Most assume only a handful of concurrent connections with short lifespans. They are not suitable for long-lived connections. In addition, long polling techniques have their own set of disadvantages, such as missing data when reconnecting and http overhead and difficulties in communication between clients. Now I imagine some of you think 'Well, I can use a publish-subscribe messaging server such as for the data pushing!' , but those bring a whole bunch of other problems, like separate logins for the web content and game data server.

This is how we currently do things in Wars, and I got to thinking that there must be a nicer way. A nice, clean socket connection to a backend server. Although it's currently having some, it is in my opinion the future of any two-way communication in web applications. This got me thinking: what if ALL dynamic data for an application was available only through a websocket server, and all html/css/js was served as static files. The Berry Patch Campbellsville Ky on this page. This means no server-side generation of HTML, only static files and a websocket to fill the page with data. A nice clean separation between the view and the model.

This model also solves the login issue, because one only needs to log into the web socket interface.

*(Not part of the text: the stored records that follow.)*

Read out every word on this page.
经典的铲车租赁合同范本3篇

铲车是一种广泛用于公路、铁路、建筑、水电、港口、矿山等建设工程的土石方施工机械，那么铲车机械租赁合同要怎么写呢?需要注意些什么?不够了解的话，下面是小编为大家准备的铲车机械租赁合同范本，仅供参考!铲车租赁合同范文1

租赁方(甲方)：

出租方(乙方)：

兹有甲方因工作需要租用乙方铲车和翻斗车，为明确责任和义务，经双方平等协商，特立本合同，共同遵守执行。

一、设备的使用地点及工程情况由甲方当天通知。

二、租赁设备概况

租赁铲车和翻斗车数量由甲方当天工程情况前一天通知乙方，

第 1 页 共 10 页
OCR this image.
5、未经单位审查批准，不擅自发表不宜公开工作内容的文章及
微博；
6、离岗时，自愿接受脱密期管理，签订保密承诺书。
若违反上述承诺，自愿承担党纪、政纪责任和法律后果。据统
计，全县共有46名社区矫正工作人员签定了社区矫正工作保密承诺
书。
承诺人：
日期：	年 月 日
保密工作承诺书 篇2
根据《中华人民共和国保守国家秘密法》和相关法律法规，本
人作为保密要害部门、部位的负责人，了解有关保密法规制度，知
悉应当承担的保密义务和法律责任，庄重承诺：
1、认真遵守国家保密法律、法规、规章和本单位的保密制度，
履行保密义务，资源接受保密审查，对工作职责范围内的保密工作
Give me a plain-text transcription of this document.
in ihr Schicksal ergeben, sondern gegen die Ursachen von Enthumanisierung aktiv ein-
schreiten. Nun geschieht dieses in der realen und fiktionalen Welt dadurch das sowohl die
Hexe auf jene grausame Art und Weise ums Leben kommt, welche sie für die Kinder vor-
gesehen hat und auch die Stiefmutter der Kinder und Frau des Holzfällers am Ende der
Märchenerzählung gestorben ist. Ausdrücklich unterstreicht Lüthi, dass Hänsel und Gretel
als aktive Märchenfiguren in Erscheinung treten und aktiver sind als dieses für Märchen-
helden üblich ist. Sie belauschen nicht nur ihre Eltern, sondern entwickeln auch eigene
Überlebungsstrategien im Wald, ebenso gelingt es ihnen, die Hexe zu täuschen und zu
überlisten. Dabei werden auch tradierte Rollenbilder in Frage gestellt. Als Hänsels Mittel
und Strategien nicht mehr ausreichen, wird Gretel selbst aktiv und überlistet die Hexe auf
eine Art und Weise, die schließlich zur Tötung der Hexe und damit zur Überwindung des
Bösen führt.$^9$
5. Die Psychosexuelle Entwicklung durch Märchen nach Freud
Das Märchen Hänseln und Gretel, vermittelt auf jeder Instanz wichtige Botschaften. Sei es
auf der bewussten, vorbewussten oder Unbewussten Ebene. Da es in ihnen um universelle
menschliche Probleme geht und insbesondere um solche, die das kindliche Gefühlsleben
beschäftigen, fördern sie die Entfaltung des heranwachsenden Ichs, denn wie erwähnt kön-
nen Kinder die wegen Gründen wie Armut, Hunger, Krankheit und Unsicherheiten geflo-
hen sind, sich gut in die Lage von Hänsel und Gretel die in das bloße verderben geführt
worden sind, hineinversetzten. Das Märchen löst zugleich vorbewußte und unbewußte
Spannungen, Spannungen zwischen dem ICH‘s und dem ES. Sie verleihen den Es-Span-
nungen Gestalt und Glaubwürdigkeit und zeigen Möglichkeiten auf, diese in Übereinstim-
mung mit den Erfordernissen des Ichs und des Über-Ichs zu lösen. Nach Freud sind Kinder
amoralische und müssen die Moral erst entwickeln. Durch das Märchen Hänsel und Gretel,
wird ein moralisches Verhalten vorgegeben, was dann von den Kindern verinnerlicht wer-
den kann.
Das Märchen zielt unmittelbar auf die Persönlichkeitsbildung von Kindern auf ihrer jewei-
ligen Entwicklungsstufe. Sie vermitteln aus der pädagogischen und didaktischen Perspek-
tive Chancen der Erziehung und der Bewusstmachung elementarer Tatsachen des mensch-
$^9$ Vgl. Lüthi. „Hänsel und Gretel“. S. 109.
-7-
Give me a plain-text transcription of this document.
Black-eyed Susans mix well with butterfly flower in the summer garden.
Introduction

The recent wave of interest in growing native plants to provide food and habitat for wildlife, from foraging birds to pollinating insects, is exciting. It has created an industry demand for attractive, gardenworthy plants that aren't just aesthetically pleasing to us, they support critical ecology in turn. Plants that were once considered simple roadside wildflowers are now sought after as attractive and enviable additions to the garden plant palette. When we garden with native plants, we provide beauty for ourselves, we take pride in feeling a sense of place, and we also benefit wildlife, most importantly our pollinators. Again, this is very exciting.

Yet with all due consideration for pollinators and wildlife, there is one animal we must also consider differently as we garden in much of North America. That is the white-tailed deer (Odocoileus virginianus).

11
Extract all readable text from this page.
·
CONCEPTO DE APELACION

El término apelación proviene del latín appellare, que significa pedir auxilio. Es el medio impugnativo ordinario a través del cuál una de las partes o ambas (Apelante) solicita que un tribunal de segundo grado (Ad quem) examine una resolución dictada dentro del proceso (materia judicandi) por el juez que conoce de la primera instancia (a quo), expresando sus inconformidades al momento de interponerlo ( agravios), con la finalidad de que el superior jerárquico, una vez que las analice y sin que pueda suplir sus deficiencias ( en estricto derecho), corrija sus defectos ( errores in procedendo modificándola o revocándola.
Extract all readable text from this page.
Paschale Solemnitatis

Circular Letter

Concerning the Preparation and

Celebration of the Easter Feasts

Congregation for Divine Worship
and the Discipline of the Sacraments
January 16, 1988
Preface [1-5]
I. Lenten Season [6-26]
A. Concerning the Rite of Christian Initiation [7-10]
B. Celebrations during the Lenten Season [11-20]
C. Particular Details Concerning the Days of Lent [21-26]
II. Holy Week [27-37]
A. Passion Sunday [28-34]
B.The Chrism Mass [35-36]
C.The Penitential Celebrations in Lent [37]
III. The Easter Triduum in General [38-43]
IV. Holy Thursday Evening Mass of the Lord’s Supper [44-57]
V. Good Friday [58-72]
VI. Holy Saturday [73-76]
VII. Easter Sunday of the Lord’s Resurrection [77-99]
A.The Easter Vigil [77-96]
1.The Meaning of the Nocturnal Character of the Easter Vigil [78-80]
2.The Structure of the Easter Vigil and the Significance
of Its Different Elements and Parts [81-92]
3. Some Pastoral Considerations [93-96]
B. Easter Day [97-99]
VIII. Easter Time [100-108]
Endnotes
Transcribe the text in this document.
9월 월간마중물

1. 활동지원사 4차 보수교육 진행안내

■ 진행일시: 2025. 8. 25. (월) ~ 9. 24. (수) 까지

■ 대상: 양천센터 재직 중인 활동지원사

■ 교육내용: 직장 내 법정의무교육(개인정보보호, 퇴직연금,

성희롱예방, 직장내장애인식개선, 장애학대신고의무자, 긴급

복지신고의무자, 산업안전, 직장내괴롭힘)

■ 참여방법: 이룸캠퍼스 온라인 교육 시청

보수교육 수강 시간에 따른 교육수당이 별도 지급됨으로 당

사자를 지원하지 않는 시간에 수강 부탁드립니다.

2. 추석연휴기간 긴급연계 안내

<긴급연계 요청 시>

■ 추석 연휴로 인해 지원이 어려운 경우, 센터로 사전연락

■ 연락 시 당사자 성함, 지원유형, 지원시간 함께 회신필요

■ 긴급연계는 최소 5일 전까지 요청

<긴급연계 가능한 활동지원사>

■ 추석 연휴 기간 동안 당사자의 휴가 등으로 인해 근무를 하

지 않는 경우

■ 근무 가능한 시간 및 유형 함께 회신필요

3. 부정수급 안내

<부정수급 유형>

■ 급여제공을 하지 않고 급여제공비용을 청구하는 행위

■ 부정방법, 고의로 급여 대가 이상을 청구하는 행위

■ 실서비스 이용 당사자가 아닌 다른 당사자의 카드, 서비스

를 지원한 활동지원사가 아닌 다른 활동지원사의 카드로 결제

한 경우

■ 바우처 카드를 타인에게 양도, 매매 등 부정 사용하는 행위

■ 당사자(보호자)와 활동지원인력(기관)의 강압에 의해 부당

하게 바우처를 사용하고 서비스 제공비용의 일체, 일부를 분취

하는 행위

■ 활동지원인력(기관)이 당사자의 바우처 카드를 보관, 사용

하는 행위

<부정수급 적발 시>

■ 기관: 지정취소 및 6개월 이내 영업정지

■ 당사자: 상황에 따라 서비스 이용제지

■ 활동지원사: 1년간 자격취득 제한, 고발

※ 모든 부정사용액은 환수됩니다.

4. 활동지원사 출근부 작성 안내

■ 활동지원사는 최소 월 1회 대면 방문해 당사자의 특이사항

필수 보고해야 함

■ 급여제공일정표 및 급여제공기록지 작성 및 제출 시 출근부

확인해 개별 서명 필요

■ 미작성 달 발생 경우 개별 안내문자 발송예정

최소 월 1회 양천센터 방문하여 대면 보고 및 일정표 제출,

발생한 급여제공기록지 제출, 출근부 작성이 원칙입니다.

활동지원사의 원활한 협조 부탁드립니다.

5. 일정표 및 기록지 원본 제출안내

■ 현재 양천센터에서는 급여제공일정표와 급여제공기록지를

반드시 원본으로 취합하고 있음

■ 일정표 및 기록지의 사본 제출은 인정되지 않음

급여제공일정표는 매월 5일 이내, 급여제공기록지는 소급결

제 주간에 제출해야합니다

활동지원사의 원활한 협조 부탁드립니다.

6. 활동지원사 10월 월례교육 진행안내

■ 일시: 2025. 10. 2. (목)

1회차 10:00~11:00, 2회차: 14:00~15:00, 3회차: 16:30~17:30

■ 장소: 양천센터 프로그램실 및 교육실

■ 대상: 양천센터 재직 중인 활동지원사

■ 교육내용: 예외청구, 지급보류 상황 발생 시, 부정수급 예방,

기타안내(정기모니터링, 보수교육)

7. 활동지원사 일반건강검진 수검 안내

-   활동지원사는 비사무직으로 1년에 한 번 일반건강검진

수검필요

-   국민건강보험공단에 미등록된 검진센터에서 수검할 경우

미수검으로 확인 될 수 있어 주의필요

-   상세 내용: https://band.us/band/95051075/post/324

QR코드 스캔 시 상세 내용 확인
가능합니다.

The static pages are only templates, so getting them won't gain you anything. After tinkering with this idea for a while I noticed that if the login happens through a websocket, I of course cannot switch pages without losing my session. First I thought about creating a small view framework to keep the user actually on the same page and only dynamically modify the DOM to show different views. This idea was short-lived, because I wanted direct support for nice URL based navigation and back button and so on.

So back to the drawing board. Next I thought about the current common implementation using cookies to send a session ID with each request. I didn't want cookies to have anything to do with my framework, but that reminded me of an interesting HTML5 feature: or more accurately the SessionStorage part of it. This allowed me to store the session ID to the browser after successful login, and use it to restore my session after loading each page. Now I had something I could use.